Here's a photo of one corner of my tank, hope you enjoy!

http://files.photojerk.com/shanspj/latest-tank-shot.jpg


----------



## fishfreaks (Jan 19, 2005)

haha awesome!! he looks like hes having a blast


----------



## JandaSeve (Jan 18, 2005)

That's a great pic.... I love how you have everything labled...


----------



## Lexus (Jan 19, 2005)

Neat! Bet that guy loves it!


----------



## Wonderful-Creations (May 30, 2005)

Thanks guys/gals. The fish does like his cave, where you see him is where he usually hangs out. It's cool. May have to make a bigger cave later though, I think these guys get up to 3-4 inches and he's growing like a weed.
Have a good week.


----------



## Wonderful-Creations (May 30, 2005)

Fishfreaks, that avatar is hilarious, nice one


----------



## fishfreaks (Jan 19, 2005)

thanks


----------



## fish_doc (Jan 31, 2005)

Watch how the penguin gets even.
http://scd.mm-so.yimg.com/image/1504048005


----------



## shev (Jan 18, 2005)

lol, thats an awesome cave! looks like a happy cichlid.


----------



## Shaggy (Apr 29, 2005)

Nice rock arrangement.
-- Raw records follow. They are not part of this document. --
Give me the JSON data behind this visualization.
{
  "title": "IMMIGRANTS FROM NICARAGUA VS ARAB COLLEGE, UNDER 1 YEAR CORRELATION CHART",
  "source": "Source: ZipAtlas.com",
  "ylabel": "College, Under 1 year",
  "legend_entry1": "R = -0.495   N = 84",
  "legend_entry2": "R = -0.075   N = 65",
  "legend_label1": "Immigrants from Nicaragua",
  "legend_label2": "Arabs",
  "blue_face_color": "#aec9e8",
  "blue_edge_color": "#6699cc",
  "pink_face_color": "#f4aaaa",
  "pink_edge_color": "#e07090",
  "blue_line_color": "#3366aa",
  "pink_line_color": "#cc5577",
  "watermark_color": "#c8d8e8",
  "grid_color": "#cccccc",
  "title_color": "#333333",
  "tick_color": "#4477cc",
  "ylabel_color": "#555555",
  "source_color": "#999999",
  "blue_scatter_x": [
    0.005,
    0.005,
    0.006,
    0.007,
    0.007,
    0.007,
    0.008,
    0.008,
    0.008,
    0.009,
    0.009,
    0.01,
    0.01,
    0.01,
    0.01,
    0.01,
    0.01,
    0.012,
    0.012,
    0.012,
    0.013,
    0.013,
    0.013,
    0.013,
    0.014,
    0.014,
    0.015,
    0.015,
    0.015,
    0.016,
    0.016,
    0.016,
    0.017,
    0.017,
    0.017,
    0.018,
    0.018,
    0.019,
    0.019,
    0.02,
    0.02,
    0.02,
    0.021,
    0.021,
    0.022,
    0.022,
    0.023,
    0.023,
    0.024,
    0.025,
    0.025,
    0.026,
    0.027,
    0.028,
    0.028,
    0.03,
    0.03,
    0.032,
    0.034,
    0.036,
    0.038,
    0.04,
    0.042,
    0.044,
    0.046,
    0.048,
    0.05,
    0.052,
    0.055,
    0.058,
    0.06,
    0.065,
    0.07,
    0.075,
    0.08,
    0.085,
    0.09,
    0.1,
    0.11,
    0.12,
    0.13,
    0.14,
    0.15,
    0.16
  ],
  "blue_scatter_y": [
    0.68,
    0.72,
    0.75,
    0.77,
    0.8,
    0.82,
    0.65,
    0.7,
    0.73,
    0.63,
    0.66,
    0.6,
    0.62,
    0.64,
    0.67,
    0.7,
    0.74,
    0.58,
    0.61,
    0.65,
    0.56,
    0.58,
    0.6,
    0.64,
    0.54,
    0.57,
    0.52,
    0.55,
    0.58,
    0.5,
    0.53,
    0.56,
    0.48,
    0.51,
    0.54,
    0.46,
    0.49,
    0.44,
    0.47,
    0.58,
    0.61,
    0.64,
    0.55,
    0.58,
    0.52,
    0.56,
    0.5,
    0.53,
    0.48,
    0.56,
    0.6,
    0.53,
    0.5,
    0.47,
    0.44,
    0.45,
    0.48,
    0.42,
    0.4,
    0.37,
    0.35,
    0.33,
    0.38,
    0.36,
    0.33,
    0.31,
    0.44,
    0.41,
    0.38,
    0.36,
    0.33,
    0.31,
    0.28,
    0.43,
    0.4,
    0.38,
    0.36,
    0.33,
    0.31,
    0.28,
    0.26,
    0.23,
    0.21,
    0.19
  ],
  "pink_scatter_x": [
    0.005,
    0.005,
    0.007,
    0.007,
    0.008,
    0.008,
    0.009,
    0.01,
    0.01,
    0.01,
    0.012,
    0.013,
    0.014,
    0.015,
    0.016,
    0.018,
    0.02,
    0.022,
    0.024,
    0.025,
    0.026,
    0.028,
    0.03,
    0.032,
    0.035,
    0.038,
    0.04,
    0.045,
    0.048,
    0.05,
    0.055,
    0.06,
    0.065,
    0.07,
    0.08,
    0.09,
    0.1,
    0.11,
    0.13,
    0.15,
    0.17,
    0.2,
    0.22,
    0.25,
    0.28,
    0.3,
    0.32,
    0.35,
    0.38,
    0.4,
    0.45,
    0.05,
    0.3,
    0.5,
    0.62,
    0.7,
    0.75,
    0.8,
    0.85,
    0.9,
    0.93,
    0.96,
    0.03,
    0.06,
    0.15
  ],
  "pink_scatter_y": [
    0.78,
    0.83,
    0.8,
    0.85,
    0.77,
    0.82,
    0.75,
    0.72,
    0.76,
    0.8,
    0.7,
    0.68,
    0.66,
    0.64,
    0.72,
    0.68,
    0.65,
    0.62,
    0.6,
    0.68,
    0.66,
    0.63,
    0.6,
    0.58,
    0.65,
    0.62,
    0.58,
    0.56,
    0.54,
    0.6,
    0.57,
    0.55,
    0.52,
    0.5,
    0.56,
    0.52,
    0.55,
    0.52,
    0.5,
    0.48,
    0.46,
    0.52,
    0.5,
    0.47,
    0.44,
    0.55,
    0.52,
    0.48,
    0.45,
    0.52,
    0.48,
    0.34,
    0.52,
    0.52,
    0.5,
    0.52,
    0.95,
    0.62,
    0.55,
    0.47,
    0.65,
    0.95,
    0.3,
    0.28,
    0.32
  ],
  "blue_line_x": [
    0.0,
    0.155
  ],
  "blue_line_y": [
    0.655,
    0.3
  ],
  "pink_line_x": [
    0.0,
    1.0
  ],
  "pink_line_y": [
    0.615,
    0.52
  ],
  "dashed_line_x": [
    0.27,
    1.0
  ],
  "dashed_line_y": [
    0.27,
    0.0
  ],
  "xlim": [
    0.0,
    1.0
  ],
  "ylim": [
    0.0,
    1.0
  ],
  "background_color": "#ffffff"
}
How big is your tank??




fish_doc said:


> Watch how the penguin gets even.
> http://scd.mm-so.yimg.com/image/1504048005


Its just a still pic Doc?


----------



## fish_doc (Jan 31, 2005)

Try this one
http://www.manchap.com/humour/Movies/Never%20Trust%20A%20Penguin_1.mpg


----------



## fishboy (Feb 26, 2005)

lol funny picture


----------



## Shaggy (Apr 29, 2005)

fish_doc said:


> Try this one
> http://www.manchap.com/humour/Movies/Never%20Trust%20A%20Penguin_1.mpg


Now that was funny.. :lol:


----------



## Lydia (Feb 6, 2005)

lol fish_doc


----------



## wildtiger (Jun 8, 2005)

I love the cave, it looks fantastic! and Ike certainly looks like a happy camper.


----------